In contrast, Life on Mars was impressive in every way. John Simm as Tyler and Philip Glenister as Hunt helped to create characters at least as memorable as Barlow and Watt from Z Cars . It is not so easy to spit out with rhythmic credibility lines such as “you great big nancy, sissy, girly, Manchester-United supporting poof”, and even harder to know how to react to them as Simm needed to. But the casting was generally superlative, not just within the copshop but in inspired cameos such as that by Hunt’s manic lawyer (Jason Watkins) last week. Ditto the design, which, having got so much detail right from Hunt’s caramel-coloured Cortina to Tyler’s Ski Yoghurt pots, three weeks ago surprised us by turning the pair into Camberwick Green characters. For a series critics foretold would run out of ideas before the end of its first season, Mars continued in its second to find new things to say about racism, Asian immigration, Irish nationalism, heroin and wife-swapping.
The detailed working out of the timeslip conceit was, in truth, one of its less important aspects. Lifers, as the obsessives call themselves, will have felt variously satisfied and cheated by last night’s tying up of loose ends. The mysterious telephone number “Hyde 2612” turned out to be Tyler’s ward and room number. Mars was an acronym for Metropolitan Accountability and Reconciliation Strategy. Other “clues” were false leads. The name Gene Hunt, for instance, contained no genetic hint about Tyler’s real father. But although the hermeneutics will continue to be debated by Lifers, the rest of us can be thankful that the series was so much less nerd-friendly than Lost .

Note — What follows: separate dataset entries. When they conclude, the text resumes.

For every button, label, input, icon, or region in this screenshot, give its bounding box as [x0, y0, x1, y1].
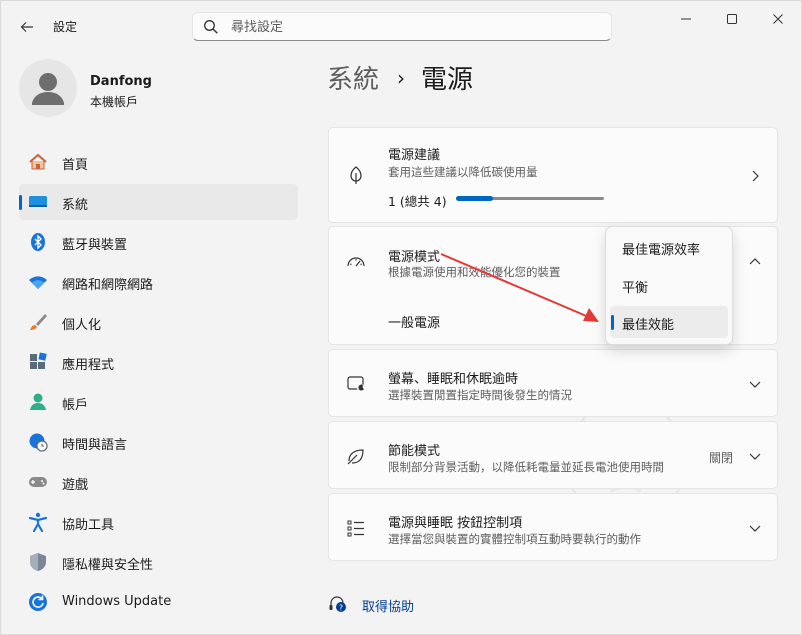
dropdown-option[interactable]: 最佳電源效率 — [610, 231, 728, 263]
account-icon — [28, 392, 48, 412]
card-desc: 限制部分背景活動，以降低耗電量並延長電池使用時間 — [388, 460, 664, 474]
power-mode-label: 一般電源 — [388, 316, 441, 331]
energy-saver-card[interactable]: 節能模式 限制部分背景活動，以降低耗電量並延長電池使用時間 關閉 — [328, 421, 778, 489]
sidebar-item-bluetooth[interactable]: 藍牙與裝置 — [19, 224, 298, 260]
shield-icon — [28, 552, 48, 572]
breadcrumb-separator-icon: › — [397, 65, 406, 90]
power-recommendations-card[interactable]: 電源建議 套用這些建議以降低碳使用量 1 (總共 4) — [328, 127, 778, 223]
energy-saver-leaf-icon — [345, 445, 367, 467]
chevron-down-icon — [747, 376, 763, 392]
dropdown-option[interactable]: 平衡 — [610, 269, 728, 301]
card-desc: 選擇當您與裝置的實體控制項互動時要執行的動作 — [388, 532, 641, 546]
breadcrumb: 系統 › 電源 — [327, 59, 473, 96]
brush-icon — [28, 312, 48, 332]
progress-text: 1 (總共 4) — [388, 194, 447, 209]
sidebar-item-label: 遊戲 — [62, 478, 89, 493]
sidebar-item-label: 時間與語言 — [62, 438, 128, 453]
screen-sleep-icon — [345, 373, 367, 395]
close-button[interactable] — [755, 5, 801, 33]
sidebar-item-label: 隱私權與安全性 — [62, 558, 154, 573]
sidebar-item-apps[interactable]: 應用程式 — [19, 344, 298, 380]
gamepad-icon — [28, 472, 48, 492]
sidebar-item-label: 首頁 — [62, 158, 89, 173]
app-title: 設定 — [53, 20, 78, 34]
sidebar-item-label: 個人化 — [62, 318, 102, 333]
chevron-right-icon — [747, 168, 763, 184]
close-icon — [773, 14, 783, 24]
update-icon — [28, 592, 48, 612]
sidebar-item-gaming[interactable]: 遊戲 — [19, 464, 298, 500]
clock-globe-icon — [28, 432, 48, 452]
sidebar-item-home[interactable]: 首頁 — [19, 144, 298, 180]
search-icon — [204, 20, 218, 34]
accessibility-icon — [28, 512, 48, 532]
page-title: 電源 — [421, 65, 474, 95]
home-icon — [28, 152, 48, 172]
list-controls-icon — [345, 517, 367, 539]
dropdown-option-selected[interactable]: 最佳效能 — [610, 306, 728, 338]
card-title: 節能模式 — [388, 444, 441, 459]
card-desc: 選擇裝置閒置指定時間後發生的情況 — [388, 388, 572, 402]
sidebar-item-windows-update[interactable]: Windows Update — [19, 584, 298, 620]
card-title: 電源與睡眠 按鈕控制項 — [388, 516, 523, 531]
power-mode-dropdown[interactable]: 最佳電源效率 平衡 最佳效能 — [605, 226, 733, 345]
settings-window: 設定 Danfong 本機帳戶 首頁 系統 藍牙與裝置 — [0, 0, 802, 635]
system-icon — [28, 192, 48, 212]
leaf-icon — [345, 164, 367, 186]
sidebar-item-network[interactable]: 網路和網際網路 — [19, 264, 298, 300]
search-box[interactable] — [192, 12, 612, 41]
chevron-up-icon[interactable] — [747, 254, 763, 270]
sidebar-item-time-language[interactable]: 時間與語言 — [19, 424, 298, 460]
avatar[interactable] — [19, 59, 77, 117]
card-title: 螢幕、睡眠和休眠逾時 — [388, 372, 519, 387]
sidebar-item-label: 藍牙與裝置 — [62, 238, 128, 253]
sidebar-item-label: 網路和網際網路 — [62, 278, 154, 293]
minimize-button[interactable] — [663, 5, 709, 33]
sidebar-item-privacy[interactable]: 隱私權與安全性 — [19, 544, 298, 580]
search-input[interactable] — [231, 16, 601, 38]
back-arrow-icon — [20, 22, 33, 32]
sidebar-item-system[interactable]: 系統 — [19, 184, 298, 220]
card-title: 電源模式 — [388, 250, 441, 265]
minimize-icon — [681, 18, 691, 20]
maximize-button[interactable] — [709, 5, 755, 33]
sidebar-item-label: 應用程式 — [62, 358, 115, 373]
card-title: 電源建議 — [388, 148, 441, 163]
back-button[interactable] — [13, 13, 41, 41]
sidebar-nav: 首頁 系統 藍牙與裝置 網路和網際網路 個人化 應用程式 帳戶 時間與語言 遊戲… — [19, 144, 298, 624]
sidebar-item-label: Windows Update — [62, 594, 172, 609]
wifi-icon — [28, 272, 48, 292]
chevron-down-icon — [747, 448, 763, 464]
sidebar-item-label: 協助工具 — [62, 518, 115, 533]
sidebar-item-label: 帳戶 — [62, 398, 89, 413]
sidebar-item-accessibility[interactable]: 協助工具 — [19, 504, 298, 540]
progress-bar — [456, 196, 604, 201]
get-help-link[interactable]: ? 取得協助 — [328, 594, 414, 615]
sidebar-item-personalization[interactable]: 個人化 — [19, 304, 298, 340]
sidebar-item-accounts[interactable]: 帳戶 — [19, 384, 298, 420]
progress-fill — [456, 196, 493, 201]
person-icon — [32, 73, 64, 105]
bluetooth-icon — [28, 232, 48, 252]
breadcrumb-parent[interactable]: 系統 — [327, 59, 379, 96]
apps-icon — [28, 352, 48, 372]
profile-account-type: 本機帳戶 — [90, 95, 139, 109]
chevron-down-icon — [747, 520, 763, 536]
speedometer-icon — [345, 251, 367, 273]
sidebar-item-label: 系統 — [62, 198, 89, 213]
energy-saver-state: 關閉 — [708, 451, 733, 465]
get-help-label: 取得協助 — [362, 600, 415, 615]
card-desc: 根據電源使用和效能優化您的裝置 — [388, 265, 561, 279]
power-buttons-card[interactable]: 電源與睡眠 按鈕控制項 選擇當您與裝置的實體控制項互動時要執行的動作 — [328, 493, 778, 561]
screen-sleep-card[interactable]: 螢幕、睡眠和休眠逾時 選擇裝置閒置指定時間後發生的情況 — [328, 349, 778, 417]
svg-text:?: ? — [339, 604, 343, 613]
card-desc: 套用這些建議以降低碳使用量 — [388, 165, 538, 179]
title-bar: 設定 — [1, 1, 802, 49]
profile-name: Danfong — [90, 74, 152, 89]
help-icon: ? — [329, 596, 346, 613]
maximize-icon — [727, 14, 737, 24]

Nevertheless, since every episode opened with Tyler asking whether he was mad, in a coma, or a time traveller, the final episode had to answer him. It chose the middle option. After all, we had seen him lying in a modern hospital. A 1970s policeman recovering from concussion would not have known the name Tony Blair. And time travel is for Saturday nights and the kiddies. So what did the end mean? Was the 1973 to which Tyler returned after his suicide, death? More likely it was heaven, copper heaven, or TV copper heaven.

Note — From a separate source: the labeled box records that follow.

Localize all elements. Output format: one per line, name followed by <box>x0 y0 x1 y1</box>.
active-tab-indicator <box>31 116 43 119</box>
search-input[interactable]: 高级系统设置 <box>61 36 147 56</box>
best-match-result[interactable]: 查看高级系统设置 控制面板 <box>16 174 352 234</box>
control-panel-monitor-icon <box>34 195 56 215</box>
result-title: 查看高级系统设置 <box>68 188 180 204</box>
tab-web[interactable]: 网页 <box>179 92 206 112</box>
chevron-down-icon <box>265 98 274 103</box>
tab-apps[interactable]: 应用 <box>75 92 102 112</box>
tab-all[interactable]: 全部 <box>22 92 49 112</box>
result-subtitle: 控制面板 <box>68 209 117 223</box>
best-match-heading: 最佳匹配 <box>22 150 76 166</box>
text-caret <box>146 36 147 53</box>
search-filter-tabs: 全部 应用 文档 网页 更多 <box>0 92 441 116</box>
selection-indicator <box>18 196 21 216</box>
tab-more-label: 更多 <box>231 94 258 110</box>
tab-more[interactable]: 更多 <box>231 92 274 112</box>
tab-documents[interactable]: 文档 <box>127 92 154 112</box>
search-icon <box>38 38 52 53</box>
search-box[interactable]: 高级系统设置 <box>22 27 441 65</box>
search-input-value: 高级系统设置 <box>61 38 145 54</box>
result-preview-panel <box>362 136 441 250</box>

At the very end, the Test Card Girl eyed us knowingly. In the old days, she appeared at the close of a night’s viewing. Here too she announced closedown, but she also reminded us that this was a TV drama that had another TV drama, The Sweeney , at its heart. The critic Logan Smith once wrote, “People say life is the thing but I prefer reading.” Life on Mars preferred television.

Why did they ask Evans?
Chris Evans, the Radio 2 DJ, is not allowing five years of failed TV shows to affect his self-esteem. “Turned down several more TV offers,” he blogs. “I am getting rather good at this nowadays. Chris Tarrant and Mr Ramsay will have to go knocking on other peoples doors’ [SIC], I’m afraid, as will ITV, MICHAEL GRADE or no MICHAEL GRADE.” Am I missing something here? Wasn’t his last telly effort, ITV’s OFI Sunday in 2005, just about the worst thing ever?
London’s provincial view
A reader, Lester Cowling, chides me for being too kind (and I wasn’t very) about Sunday’s NorthEast drama George Gently. Noticing its lack of feel for Durham, he checked the credits and found it was filmed in Ireland. “It’s the old London-centric thing, which would have it that one bit of provincial England is much the same as another and come to that, if money is involved, much the same as a bit of provincial Ireland.” Mr Cowling adds that he was born and lives in Dorset.